Commencement Harangues

College commencements are a flow of soul rather than a feast of reason. Last week they overflowed. The class of 1940 was cast adrift into the narrowing world with more than usual confusion of harangues, warnings, objurgations ringing in its ears.

^ At Columbia, 22,000 commencement visitors cheered British Ambassador Lord Lothian as he was kudized, heard President Nicholas Murray Butler exclaim (by proxy): "The call is for every civilized human being who believes in justice, in liberty and in public morals. The bell is ringing!"

>Johns Hopkins University's President Isaiah Bowman: "Reason is on the run.

Those who are most vocal want you to whoop it up, not to think it out. I plead for strength before we bait the bear." >At Cooper Union (Manhattan), Case School's President William Elgin Wickenden told graduates: "The decades of illusion and self-indulgence are over. Your generation may never know security of wealth, of employment, perhaps even of life itself." >Owen D. Young (at Syracuse): "I cannot say that the insistent cry of youth today-jobs, not war'-is wrong, but I can say that unless you are prepared for the second you may never have the first." >New York University's Chancellor Harry Woodburn Chase: ". . . In these last tragic weeks there must have come home to every one of us a new sense of the worthwhileness of the institutions of a free civilization."

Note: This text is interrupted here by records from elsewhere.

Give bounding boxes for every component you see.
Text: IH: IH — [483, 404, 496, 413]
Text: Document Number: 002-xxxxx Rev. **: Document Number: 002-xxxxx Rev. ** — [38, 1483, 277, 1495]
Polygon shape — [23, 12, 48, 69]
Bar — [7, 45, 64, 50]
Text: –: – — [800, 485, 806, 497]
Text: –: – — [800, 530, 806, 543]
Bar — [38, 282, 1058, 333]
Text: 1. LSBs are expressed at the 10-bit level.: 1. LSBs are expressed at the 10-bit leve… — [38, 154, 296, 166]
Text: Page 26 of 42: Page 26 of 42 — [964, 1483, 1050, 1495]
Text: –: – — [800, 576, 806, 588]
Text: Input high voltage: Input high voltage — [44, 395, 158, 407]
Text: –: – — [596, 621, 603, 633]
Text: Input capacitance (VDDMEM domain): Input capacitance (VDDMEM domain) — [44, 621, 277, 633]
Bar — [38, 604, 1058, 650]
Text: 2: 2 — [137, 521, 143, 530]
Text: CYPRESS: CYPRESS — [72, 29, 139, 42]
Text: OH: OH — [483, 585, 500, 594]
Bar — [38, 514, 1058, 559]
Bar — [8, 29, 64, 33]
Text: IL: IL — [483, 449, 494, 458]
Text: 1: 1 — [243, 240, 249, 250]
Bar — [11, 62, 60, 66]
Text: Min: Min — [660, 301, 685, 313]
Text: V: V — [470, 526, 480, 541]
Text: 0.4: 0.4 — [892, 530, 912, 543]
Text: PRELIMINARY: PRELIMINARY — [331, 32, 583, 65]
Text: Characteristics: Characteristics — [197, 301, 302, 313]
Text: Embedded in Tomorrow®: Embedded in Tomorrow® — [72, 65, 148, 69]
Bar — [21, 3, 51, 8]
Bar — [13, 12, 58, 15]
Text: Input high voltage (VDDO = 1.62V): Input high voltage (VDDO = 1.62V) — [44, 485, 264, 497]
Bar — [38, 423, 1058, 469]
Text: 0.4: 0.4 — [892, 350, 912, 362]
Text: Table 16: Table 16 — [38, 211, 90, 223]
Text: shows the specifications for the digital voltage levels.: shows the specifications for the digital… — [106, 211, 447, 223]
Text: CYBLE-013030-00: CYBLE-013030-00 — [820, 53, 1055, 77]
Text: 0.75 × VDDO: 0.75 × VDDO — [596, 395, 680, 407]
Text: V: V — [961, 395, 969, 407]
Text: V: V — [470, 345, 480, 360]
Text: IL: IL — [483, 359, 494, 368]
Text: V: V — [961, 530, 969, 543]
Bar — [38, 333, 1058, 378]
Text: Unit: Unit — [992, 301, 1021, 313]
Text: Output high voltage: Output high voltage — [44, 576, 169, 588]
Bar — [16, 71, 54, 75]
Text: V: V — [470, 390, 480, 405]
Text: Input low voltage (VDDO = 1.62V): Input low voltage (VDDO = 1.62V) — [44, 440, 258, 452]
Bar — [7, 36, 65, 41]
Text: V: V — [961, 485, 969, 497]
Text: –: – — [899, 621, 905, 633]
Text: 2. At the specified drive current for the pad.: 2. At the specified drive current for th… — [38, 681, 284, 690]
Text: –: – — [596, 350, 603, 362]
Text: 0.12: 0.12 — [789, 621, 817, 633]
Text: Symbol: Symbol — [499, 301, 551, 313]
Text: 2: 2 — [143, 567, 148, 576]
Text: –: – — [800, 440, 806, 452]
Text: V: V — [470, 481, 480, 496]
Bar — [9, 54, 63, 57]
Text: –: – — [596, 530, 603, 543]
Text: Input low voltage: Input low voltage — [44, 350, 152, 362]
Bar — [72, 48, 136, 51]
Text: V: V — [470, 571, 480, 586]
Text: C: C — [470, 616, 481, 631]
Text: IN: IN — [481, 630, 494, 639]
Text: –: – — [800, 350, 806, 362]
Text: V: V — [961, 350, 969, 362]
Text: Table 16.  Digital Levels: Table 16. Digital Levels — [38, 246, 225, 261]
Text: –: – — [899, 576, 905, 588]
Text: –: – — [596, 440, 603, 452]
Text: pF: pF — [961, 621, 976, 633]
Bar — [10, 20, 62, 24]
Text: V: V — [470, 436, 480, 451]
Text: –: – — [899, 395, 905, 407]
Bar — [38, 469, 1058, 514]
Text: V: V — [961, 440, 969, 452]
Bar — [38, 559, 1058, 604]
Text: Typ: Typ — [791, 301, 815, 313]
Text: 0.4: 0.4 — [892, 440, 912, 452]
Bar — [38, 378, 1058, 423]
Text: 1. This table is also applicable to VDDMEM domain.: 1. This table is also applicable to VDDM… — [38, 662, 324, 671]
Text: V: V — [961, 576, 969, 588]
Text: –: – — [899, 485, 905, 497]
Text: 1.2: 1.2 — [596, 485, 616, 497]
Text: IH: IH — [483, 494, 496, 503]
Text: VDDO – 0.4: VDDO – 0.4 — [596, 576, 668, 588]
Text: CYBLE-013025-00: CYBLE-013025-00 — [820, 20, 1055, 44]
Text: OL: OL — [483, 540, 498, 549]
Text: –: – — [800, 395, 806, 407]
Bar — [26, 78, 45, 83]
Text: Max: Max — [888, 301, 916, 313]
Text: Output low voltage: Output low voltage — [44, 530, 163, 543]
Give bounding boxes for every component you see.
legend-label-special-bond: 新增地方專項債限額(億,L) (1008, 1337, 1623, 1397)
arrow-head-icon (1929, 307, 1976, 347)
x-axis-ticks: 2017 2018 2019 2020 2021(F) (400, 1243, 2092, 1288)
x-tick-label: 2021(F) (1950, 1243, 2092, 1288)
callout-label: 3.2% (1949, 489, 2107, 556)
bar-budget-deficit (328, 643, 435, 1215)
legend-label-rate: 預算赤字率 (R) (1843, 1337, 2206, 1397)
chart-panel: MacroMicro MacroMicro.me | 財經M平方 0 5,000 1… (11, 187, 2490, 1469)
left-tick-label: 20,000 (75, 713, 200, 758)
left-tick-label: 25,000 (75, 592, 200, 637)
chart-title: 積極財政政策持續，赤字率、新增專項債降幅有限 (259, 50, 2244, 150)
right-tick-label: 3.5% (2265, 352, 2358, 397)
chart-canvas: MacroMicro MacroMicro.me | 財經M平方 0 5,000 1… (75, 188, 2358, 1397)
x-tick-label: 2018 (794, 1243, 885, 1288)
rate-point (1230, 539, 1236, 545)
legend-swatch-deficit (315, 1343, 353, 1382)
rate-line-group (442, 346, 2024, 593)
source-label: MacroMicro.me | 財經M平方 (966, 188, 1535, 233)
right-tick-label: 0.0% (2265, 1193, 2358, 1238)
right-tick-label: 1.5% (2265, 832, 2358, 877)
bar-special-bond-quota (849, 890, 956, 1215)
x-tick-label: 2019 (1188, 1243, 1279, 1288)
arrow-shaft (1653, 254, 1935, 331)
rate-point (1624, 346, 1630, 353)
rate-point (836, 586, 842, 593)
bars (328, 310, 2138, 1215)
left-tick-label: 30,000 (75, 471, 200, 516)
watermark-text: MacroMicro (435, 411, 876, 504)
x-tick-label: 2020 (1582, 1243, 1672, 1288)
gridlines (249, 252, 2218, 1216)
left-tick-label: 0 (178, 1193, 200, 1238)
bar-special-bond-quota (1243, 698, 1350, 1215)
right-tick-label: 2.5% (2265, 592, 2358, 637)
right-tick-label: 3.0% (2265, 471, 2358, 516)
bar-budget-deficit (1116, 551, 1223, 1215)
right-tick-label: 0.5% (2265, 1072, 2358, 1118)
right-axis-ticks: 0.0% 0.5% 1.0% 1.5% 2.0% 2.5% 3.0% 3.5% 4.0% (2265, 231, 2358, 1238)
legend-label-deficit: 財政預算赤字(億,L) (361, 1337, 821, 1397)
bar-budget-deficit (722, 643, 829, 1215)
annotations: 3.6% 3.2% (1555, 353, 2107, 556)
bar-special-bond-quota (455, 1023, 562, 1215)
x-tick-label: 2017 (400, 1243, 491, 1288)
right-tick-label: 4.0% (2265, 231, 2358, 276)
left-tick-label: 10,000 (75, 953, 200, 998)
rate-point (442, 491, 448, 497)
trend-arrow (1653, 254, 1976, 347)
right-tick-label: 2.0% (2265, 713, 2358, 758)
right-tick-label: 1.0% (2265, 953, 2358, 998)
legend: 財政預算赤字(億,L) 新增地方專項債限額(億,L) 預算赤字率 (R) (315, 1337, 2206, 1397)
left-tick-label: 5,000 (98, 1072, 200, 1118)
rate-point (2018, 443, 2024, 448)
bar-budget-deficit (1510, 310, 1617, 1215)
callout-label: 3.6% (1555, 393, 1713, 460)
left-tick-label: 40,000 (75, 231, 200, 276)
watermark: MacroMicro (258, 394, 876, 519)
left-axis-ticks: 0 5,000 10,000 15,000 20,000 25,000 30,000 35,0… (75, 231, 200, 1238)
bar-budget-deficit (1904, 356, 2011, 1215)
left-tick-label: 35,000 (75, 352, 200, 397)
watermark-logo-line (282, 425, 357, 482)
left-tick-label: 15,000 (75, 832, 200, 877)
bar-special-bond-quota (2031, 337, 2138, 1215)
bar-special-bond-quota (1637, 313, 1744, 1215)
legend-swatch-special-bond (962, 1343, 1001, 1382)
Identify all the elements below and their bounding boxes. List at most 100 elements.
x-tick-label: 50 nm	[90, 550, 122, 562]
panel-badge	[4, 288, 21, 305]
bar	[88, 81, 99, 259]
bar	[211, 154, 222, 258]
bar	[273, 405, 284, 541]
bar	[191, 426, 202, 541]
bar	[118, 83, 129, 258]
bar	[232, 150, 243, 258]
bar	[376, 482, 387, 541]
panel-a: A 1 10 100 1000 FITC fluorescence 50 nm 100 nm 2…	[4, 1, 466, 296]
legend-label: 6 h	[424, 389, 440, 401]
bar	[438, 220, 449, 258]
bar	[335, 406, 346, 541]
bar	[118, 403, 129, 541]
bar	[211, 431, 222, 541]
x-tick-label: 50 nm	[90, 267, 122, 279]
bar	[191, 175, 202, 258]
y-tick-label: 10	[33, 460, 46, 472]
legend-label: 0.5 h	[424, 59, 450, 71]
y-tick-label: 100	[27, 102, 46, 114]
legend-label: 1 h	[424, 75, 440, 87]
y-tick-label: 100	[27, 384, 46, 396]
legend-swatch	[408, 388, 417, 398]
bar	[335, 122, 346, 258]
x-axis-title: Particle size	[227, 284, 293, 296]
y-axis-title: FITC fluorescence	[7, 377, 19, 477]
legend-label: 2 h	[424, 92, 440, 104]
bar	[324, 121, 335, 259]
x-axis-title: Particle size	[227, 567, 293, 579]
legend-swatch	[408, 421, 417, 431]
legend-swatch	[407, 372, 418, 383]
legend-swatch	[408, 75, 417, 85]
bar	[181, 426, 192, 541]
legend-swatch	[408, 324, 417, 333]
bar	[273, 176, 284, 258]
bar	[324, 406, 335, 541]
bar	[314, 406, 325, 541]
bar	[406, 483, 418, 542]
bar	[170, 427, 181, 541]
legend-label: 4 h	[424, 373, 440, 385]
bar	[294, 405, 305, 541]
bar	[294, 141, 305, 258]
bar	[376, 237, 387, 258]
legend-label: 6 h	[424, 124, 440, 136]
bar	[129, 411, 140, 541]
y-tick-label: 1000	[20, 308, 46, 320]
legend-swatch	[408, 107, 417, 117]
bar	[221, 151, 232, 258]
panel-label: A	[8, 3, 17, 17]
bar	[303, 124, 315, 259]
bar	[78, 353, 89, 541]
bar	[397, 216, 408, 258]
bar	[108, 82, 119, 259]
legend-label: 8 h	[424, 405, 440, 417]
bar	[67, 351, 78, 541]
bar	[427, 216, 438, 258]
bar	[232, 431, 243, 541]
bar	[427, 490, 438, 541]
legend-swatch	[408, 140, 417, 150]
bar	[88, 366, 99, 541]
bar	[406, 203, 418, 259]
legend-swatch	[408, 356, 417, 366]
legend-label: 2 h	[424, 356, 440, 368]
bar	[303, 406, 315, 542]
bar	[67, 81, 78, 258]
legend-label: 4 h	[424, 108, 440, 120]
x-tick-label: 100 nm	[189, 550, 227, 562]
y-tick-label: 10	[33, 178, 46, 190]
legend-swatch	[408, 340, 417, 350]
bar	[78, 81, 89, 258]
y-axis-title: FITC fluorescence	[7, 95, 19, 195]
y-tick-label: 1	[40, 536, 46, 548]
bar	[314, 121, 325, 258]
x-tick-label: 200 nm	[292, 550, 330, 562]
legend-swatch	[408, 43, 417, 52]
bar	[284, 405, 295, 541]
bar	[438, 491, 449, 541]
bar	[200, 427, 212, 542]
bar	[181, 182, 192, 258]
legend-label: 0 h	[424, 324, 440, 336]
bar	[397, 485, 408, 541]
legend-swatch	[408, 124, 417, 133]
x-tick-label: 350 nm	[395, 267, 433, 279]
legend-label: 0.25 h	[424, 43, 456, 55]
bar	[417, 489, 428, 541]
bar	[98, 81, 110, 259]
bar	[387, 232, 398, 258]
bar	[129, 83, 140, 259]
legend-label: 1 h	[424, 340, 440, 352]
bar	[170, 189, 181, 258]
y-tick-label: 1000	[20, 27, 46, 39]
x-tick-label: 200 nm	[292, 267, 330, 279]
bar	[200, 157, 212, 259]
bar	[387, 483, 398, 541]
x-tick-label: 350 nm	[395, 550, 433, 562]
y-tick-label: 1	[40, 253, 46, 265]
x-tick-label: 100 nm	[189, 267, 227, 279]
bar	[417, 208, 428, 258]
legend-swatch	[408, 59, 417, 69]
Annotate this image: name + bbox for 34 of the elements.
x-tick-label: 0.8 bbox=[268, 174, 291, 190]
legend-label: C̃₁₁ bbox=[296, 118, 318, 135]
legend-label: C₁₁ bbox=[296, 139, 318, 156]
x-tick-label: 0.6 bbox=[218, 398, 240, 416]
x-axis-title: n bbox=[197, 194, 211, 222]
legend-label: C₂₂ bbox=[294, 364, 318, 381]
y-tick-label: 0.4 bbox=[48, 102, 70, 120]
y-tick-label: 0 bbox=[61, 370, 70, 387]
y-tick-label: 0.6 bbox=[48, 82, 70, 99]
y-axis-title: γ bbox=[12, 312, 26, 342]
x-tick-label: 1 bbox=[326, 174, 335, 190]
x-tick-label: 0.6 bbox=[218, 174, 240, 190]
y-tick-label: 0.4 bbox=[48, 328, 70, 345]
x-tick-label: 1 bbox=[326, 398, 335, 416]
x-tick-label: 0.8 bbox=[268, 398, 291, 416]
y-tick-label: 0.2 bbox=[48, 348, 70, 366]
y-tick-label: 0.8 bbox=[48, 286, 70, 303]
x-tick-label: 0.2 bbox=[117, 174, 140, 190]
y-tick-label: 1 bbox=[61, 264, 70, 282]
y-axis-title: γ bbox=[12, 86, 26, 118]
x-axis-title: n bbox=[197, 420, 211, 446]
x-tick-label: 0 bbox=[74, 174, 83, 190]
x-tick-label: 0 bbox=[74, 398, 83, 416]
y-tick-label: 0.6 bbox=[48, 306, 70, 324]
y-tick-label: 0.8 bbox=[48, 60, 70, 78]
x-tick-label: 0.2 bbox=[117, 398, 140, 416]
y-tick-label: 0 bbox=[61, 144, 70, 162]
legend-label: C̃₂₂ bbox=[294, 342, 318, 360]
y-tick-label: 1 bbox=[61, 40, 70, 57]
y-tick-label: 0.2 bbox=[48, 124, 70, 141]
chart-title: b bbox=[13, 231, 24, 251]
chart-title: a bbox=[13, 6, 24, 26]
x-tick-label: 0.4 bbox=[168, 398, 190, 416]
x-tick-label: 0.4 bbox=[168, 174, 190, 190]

>Swarthmore's retiring President Frank Aydelotte: "When the great mass of our citizens see the situation clearly, they will bring irresistible pressure upon the American Government to make available to the Allies our airplanes and other war material, our military secrets, our great financial resources and the immense productive capacity of American industry." > M. I. T.'s President Karl Taylor Comn-ton: "I believe that the policies of pacifism and isolationism . . . are in no small degree responsible for today's tragic ruin of the hopes of 20 years ago." President Compton announced that M. I. T., which in 1914 started the first course in aeronautical engineering in the U. S., was engaged in several important research projects for U. S. defense, would soon build a laboratory for research on airplanes with a $100,000 gift from General Motors' Alfred P. Sloan.